I gotta say Sherri I don't envy you fighting for the bilateral CIs. I really think that its going to be very hard for people beyond the relatively wealthy population and the "additional special needs/circumstances" population to get a second CI from insurance companies. I do think that LTH should continue fighting for bilateral implants, but you guys should also encourage the bilateral implant canidates to try alternative technologies (such as body worn aids, which are actually still used in Europe, and high frequncy transponders) before opting for implantion.
 
That's disgusting about the example of the boy with ossification, Sheri. :pissed:

I'm so happy for you that you have won 260 out of 260 cases. It sounds like you provide a real service for such people in your country. :)
 
On the other hand Sherri, I do think that if insurance companies covered HAs just as they did with CI, they might see a small downturn in implantations, and thus costs. Back in the old days it was really cost effective for insurance companies to cover CI b/c only a small percentage of deaf folks benifited from it. So the costs could be absorbed relatively easily. But now that more and more people are trying to get implanted, the costs are rising. I do think some people are beleieving the hype. Like I've heard of kids who get a lot of benifit from HA, being evaluated for CI! (which is INSANE) I have to say that there are too many people who think "Oh its the latest technology! I GOTTA have it!"
Its good that you're fighting for the ones who REALLY need it. There IS a population which really honestly needs bilateral implantation. Bilateral implantation is still relatively new, and the population that NEEDS it, is relatively small.
 
By what criteria do you think that that people should get bilaterals, DD and LTHFAdvocate? I'm interested in your input from both of you. If I recall correctly only a few deaf people can get implanted yet you maintain that the criteria is too lax, DD.
 
Actually, we've got a very good track record for getting denials overturned -- 260 cases completed, 260 wins. The medical literature is strongly in support of the medical benefits of bilateral implantation, and there is at several studies which support Bi-CI over bimodal CI (meaning CI + HA). We also do lots of other types of HI related appeals, not just CIs (BAHAs, atresia repair, microtia reconstruction, AVT/Speech Therapy services, sound processor upgrades etc.)
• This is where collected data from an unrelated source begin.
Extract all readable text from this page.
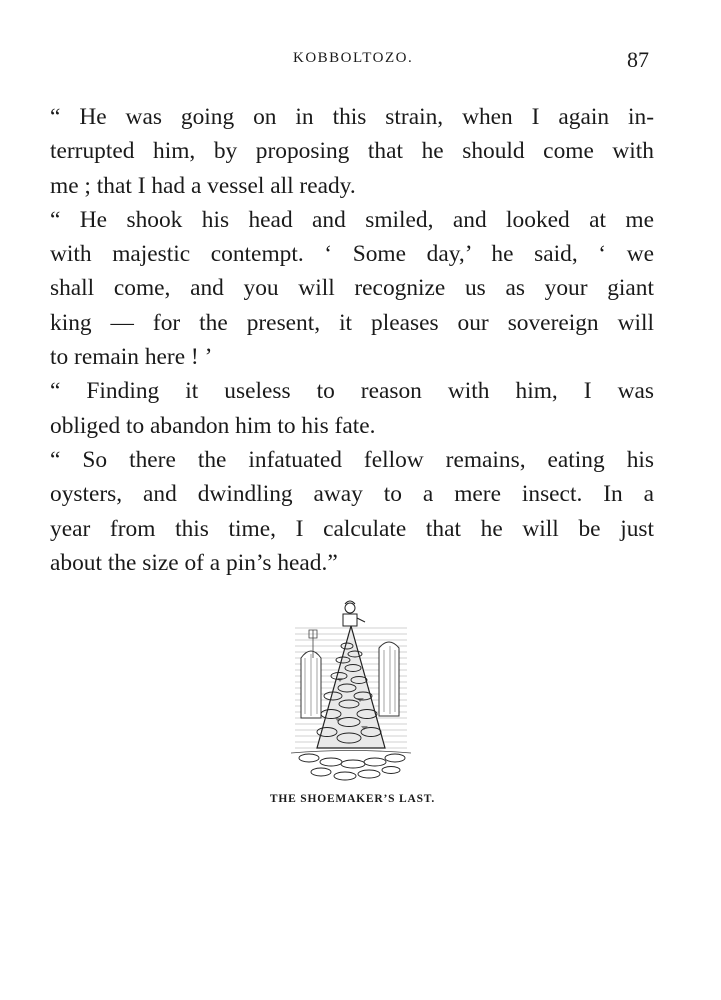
KOBBOLTOZO.	87
“ He was going on in this strain, when I again in-
terrupted him, by proposing that he should come with
me ; that I had a vessel all ready.
“ He shook his head and smiled, and looked at me
with majestic contempt. ‘ Some day,’ he said, ‘ we
shall come, and you will recognize us as your giant
king — for the present, it pleases our sovereign will
to remain here ! ’
“ Finding it useless to reason with him, I was
obliged to abandon him to his fate.
“ So there the infatuated fellow remains, eating his
oysters, and dwindling away to a mere insect. In a
year from this time, I calculate that he will be just
about the size of a pin’s head.”
THE SHOEMAKER’S LAST.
I'm going to send you Drew's bilateral approval letter and his explanation of benefits as soon as the latter comes in. Just want to let you know I haven't forgotten.
 
By what criteria do you think that that people should get bilaterals, DD and LTHFAdvocate? I'm interested in your input from both of you. If I recall correctly only a few deaf people can get implanted yet you maintain that the criteria is too lax, DD.

I am interested in this as well, because my experience is that often people who are not getting what they consider good results with their hearing aids are denied the ability to get a single or bilateral implant, even though they want one/them.
 
Some people think the criteria for qualitfy for CIs are too lax.
 
Some people think the criteria for qualitfy for CIs are too lax.

As far as I am aware, DD is the only person who has consistently argued this on this board. However, having seen people like Tami Sam turned down and referred to hearing aids for further trials I don't think its particularly widespread.

It seems a much bigger problem in the US that people who easily qualify for CIs do not have the means to get one because of the nature of the medical insurance system.